こんばんは。先日、Unextで配信が解禁になった「天気の子」を鑑賞し、新海誠監督の作品について考えてみた。僕はそもそもアニメ映画はそこまでみない。ジブリは時間ができたらもう一度見直したいと思っているが、、、。アニメ映画をみない理由は、2つある。そもそも映画という形式を使う必要のあるアニメ映画が少ないと感じるから。日本で有名なアニメ映画はほとんどが商業用として紋切り型に作られた映画になっている。そしてそれらが日本の市場をほとんど占めている実態である。それ自体が映画である必要はないのだ。多分金曜ロードショーで十分。

 もう1つの理由はアニメ映画には主題があまりないと感じてしまうから。もちろん僕はアニメ映画を網羅している訳ではないので、もし社会的テーマをあつかったアニメ映画があるのなら教えて欲しい。ただ、このNOTEにいつも書いてる通り、僕の好きな映画の条件として、監督としてのシグニチャー社会的なテーマ性がそなわってる必要がある。以上の理由からアニメ映画についてはあまり惹かれないが、新海誠という現代を代表するアニメ映画のポップアイコンとなった彼のシグニチャーには惹かれる点が多い。以下では彼の作家としての最大のテーマがどう僕の琴線に触れたのかを説明していく。

大切な人か最大多数の最大幸福か

この、大切な人か最大多数の最大幸福かというのは新海誠の究極のテーマだと思う。新海さんの映画の主題は一貫してこれになる。例えば「雲の向こう、約束の場所」では戦争によって分断された世界を救うか、一人の大切な人を救うかが主題に置かれているし、「君の名は。」では1つの町を救う代わりに大切な人との記憶を消されるという同じく二者択一構造になってる。まぁ最終的にはすれ違った時にちょっと思い出すっていうオチだが。。そして今回の「天気の子」はまさにこの究極のテーマを扱っている。さらに今回は、「君の名は。」のようなご都合主義が存在しないので、オーディエンスに対して問いかけで終わっている。さて、この「大切な一人の命かそれともその他大人数の命か」というテーゼは哲学の分野で昔から議論を生んでいる。その代表例となるのが、ベンサムの功利主義である。なんとなく、高校の哲学の時間でならったことがあるような、という人も多いのでは。功利主義とは「最大多数の最大幸福」という文言で有名だ。これは社会全体で行為Aが行為Bよりも多くの人々に快楽をあたえるのであれば行為Aのほうが”正しい行い”になるのではないかといったものである。よく、トロッコ問題の時に引用される考え方の1つだ。そして、この命題には正解はない。ベンサム以降にでてきたJ.Sミルも一部ではベンサムに異論を唱え、一部では賛同している。
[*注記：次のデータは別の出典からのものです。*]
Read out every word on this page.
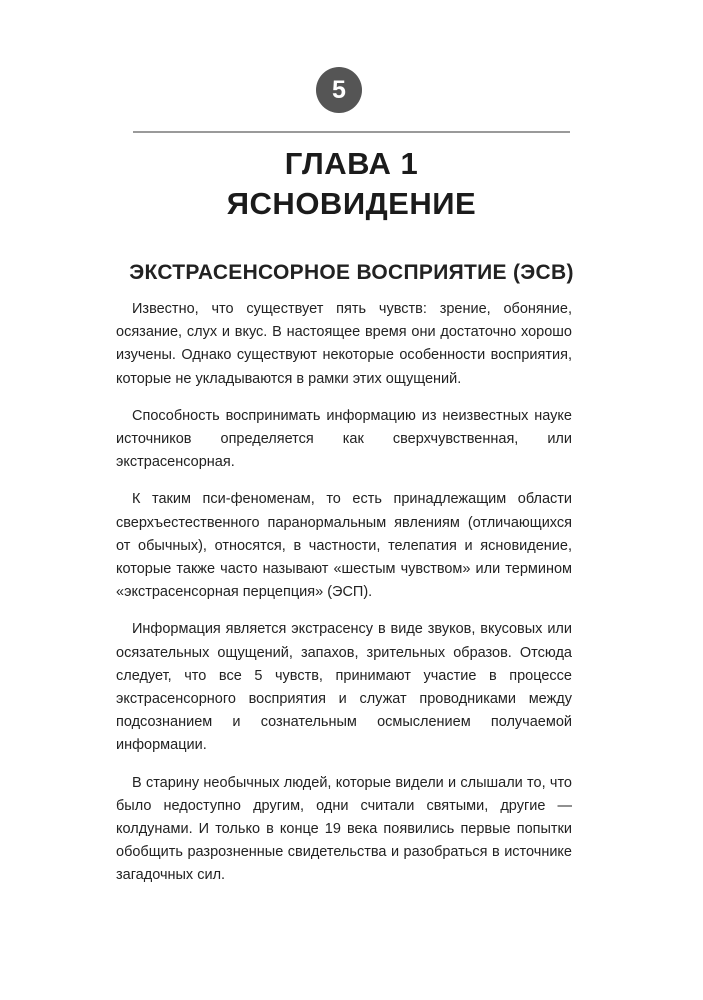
5
ГЛАВА 1
ЯСНОВИДЕНИЕ
ЭКСТРАСЕНСОРНОЕ ВОСПРИЯТИЕ (ЭСВ)

Известно, что существует пять чувств: зрение, обоняние, осязание, слух и вкус. В настоящее время они достаточно хорошо изучены. Однако существуют некоторые особенности восприятия, которые не укладываются в рамки этих ощущений.

Способность воспринимать информацию из неизвестных науке источников определяется как сверхчувственная, или экстрасенсорная.

К таким пси-феноменам, то есть принадлежащим области сверхъестественного паранормальным явлениям (отличающихся от обычных), относятся, в частности, телепатия и ясновидение, которые также часто называют «шестым чувством» или термином «экстрасенсорная перцепция» (ЭСП).

Информация является экстрасенсу в виде звуков, вкусовых или осязательных ощущений, запахов, зрительных образов. Отсюда следует, что все 5 чувств, принимают участие в процессе экстрасенсорного восприятия и служат проводниками между подсознанием и сознательным осмыслением получаемой информации.

В старину необычных людей, которые видели и слышали то, что было недоступно другим, одни считали святыми, другие — колдунами. И только в конце 19 века появились первые попытки обобщить разрозненные свидетельства и разобраться в источнике загадочных сил.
そして、新海監督はこの功利主義についてどのように考えているのか彼の作品から僕なりに考察してみる。一言でいうのであれば、彼の考える功利主義とは「社会全体の幸福を優先しながらも結局は自分自身の限界に気づいてしまい、ミニマルな世界での幸福を選ぶ」なのではないか。(全然一言ではまとめられなかった)。「天気の子」をみて僕はそう感じとった。天気の子の主題はいわずもがな「気候変動」だろう。ヒロインのヒナは八月に雪が降るといった異常気象をとめるため、人類(あるいは東京?)の犠牲になることを選ぶ。主人公のホダカが奇しくも彼女の運命を決めてしまうのだ。結局ホダカは地球を捨て、ヒナをとる。この流れをマクロな視点でみると、一旦は社会全体の利益を選択した二人だが、社会の無関心さに憤りを感じ、結局は自分たちの利益を優先したように見える。これってようは気候変動への警笛を国連で主張したグレタ・トゥーンベリさんが世界中からバックラッシュを受け、萎縮してしまうといった構図と似ている。結局、世界の大多数の人たちは、「天気の子」の終盤に出てきた、「100年前の日本に戻っただけ」や「世界はもともと狂っている」といった考えなのであって、この現実に向き合った時にどれだけ人事を尽くせるかといった問いかけが新海監督のこの映画にこめたメッセージだと感じた。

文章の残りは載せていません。